KPMG has struck a deal with Cambridge University to let researchers come into the Big Four firm to study the impacts of its mental wellbeing initiatives.
The Big Four accountancy firm’s partnership will see Cambridge University researchers allowed into the company to study workplace wellbeing – with a view to developing strategies to boost productivity, minimise staff turnover, and cut wellbeing related absences.
The partnership comes as accountancy firms face fierce competition for staff, in the face of a battle for talent, that has seen professional services companies offer increasingly high salaries and ever more inventive perks in their efforts to recruit the right staff.
The study also comes as major employers seek to grapple with the “Great Resignation” that has seen millions of British people leave jobs.
KPMG UK chief executive Jon Holt said: “Businesses need research and data to help them invest in the right areas to support their staff through a huge period of change, as we emerge from the pandemic and introduce new ways of working.”
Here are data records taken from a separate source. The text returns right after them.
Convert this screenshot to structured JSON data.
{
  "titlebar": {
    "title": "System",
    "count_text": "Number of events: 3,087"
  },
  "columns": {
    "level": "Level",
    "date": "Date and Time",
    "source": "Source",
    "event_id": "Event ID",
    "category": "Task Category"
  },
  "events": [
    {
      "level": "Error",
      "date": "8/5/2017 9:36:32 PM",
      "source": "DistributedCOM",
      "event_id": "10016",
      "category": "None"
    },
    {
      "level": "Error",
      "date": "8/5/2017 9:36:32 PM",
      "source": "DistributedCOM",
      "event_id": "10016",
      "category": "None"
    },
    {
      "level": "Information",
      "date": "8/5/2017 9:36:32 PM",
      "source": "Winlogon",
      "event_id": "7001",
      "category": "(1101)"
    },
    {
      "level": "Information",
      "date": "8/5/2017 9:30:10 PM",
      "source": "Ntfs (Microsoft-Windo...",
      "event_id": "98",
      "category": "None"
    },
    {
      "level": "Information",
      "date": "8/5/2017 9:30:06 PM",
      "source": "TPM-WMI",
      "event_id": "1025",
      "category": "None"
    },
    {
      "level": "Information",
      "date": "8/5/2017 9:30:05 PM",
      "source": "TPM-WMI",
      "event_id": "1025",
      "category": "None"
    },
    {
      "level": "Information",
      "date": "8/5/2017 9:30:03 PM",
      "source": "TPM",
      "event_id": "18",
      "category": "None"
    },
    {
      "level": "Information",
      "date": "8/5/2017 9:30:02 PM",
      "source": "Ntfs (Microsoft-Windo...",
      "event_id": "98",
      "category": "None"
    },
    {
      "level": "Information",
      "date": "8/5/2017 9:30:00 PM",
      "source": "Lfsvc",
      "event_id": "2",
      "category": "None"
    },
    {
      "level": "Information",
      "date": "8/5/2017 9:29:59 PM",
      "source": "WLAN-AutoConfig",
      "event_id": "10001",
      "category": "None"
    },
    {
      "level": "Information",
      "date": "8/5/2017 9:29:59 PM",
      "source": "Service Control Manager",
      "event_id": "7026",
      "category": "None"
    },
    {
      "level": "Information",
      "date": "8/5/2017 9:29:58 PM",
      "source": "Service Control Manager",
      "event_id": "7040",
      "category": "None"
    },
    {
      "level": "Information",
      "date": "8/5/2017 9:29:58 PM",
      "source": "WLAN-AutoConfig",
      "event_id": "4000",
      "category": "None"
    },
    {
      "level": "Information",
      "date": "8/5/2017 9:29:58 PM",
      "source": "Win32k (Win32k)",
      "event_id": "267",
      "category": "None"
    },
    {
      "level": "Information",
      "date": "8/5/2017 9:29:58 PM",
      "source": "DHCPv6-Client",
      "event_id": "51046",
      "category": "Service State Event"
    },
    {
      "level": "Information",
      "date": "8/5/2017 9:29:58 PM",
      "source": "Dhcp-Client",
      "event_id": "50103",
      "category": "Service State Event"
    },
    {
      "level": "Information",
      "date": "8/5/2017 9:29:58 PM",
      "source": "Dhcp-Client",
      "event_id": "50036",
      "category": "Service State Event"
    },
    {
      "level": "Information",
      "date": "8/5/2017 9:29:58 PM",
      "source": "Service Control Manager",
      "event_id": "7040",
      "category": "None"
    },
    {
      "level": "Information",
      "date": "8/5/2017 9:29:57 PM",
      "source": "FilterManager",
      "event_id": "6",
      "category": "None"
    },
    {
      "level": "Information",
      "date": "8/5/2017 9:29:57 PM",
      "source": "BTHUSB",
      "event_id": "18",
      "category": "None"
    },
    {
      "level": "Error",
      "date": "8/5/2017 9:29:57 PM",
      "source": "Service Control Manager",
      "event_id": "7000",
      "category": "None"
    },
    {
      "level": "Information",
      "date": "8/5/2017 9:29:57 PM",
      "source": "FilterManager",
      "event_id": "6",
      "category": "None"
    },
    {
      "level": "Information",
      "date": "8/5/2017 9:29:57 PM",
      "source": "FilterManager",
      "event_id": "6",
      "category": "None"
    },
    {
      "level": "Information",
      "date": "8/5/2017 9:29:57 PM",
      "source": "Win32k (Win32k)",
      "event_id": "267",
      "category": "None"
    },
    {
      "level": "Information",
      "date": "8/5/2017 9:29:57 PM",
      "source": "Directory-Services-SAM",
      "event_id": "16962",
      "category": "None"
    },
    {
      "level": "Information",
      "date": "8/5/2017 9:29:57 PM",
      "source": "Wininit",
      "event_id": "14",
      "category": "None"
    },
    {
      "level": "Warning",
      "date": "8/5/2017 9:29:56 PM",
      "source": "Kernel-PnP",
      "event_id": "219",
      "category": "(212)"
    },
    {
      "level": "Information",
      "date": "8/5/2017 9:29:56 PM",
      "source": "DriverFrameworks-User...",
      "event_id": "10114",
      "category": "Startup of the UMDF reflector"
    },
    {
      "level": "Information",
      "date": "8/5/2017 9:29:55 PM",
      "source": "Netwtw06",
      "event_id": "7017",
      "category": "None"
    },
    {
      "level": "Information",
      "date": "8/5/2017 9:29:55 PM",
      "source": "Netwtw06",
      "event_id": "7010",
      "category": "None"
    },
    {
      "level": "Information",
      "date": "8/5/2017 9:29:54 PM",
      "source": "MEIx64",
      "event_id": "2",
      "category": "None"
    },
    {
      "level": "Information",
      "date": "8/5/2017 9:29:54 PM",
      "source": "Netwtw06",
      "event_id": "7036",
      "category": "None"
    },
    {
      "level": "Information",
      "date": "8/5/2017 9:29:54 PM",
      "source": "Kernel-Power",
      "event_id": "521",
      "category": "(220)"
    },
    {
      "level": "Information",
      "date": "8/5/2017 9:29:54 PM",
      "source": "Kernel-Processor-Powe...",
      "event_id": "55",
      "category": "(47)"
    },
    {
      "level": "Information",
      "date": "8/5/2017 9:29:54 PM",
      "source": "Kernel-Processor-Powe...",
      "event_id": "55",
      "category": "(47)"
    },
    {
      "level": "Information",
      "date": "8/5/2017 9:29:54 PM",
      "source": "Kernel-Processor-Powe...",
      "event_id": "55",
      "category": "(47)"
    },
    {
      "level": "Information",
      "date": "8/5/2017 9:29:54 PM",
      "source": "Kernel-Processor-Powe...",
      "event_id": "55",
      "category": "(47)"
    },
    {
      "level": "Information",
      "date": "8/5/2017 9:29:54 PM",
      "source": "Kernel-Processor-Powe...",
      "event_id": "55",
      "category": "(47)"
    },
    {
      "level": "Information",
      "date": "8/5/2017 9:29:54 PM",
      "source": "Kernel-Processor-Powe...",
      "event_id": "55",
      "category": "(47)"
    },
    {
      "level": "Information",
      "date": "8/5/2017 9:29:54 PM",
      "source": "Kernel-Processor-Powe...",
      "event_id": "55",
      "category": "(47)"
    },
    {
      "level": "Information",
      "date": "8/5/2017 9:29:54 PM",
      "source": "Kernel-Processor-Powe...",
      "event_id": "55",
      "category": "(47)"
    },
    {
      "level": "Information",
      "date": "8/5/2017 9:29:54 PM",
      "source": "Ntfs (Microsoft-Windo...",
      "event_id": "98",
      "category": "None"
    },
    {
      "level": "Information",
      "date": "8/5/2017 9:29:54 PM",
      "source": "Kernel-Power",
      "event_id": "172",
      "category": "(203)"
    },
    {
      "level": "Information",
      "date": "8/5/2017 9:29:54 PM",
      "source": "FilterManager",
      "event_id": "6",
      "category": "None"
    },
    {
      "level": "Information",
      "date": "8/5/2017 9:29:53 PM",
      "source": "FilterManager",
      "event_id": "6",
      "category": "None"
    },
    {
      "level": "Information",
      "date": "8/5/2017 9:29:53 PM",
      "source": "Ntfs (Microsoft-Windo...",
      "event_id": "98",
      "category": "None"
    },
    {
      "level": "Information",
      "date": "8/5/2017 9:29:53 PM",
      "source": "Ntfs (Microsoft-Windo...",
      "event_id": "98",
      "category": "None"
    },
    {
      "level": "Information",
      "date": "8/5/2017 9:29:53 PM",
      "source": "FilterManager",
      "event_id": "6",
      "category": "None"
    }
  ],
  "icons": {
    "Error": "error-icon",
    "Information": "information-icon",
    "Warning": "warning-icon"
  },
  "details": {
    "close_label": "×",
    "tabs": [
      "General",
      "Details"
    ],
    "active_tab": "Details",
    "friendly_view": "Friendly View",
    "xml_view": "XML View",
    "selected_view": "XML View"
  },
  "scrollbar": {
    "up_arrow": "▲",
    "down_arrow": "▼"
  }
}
Holt continued in noting that workplace wellbeing is an “under researched area” as he suggested there is a lack of empirical data around the impacts of mental wellbeing initiatives.
The initiative comes as part of KPMG’s planned “once-in-a-generation” £300m investment into transforming its business over the next three years.
Cambridge University’s Professor Andy Neely said the study will seek to “reimagine the world of work” with a view to developing “effective strategies and interventions” to improve workplace wellbeing.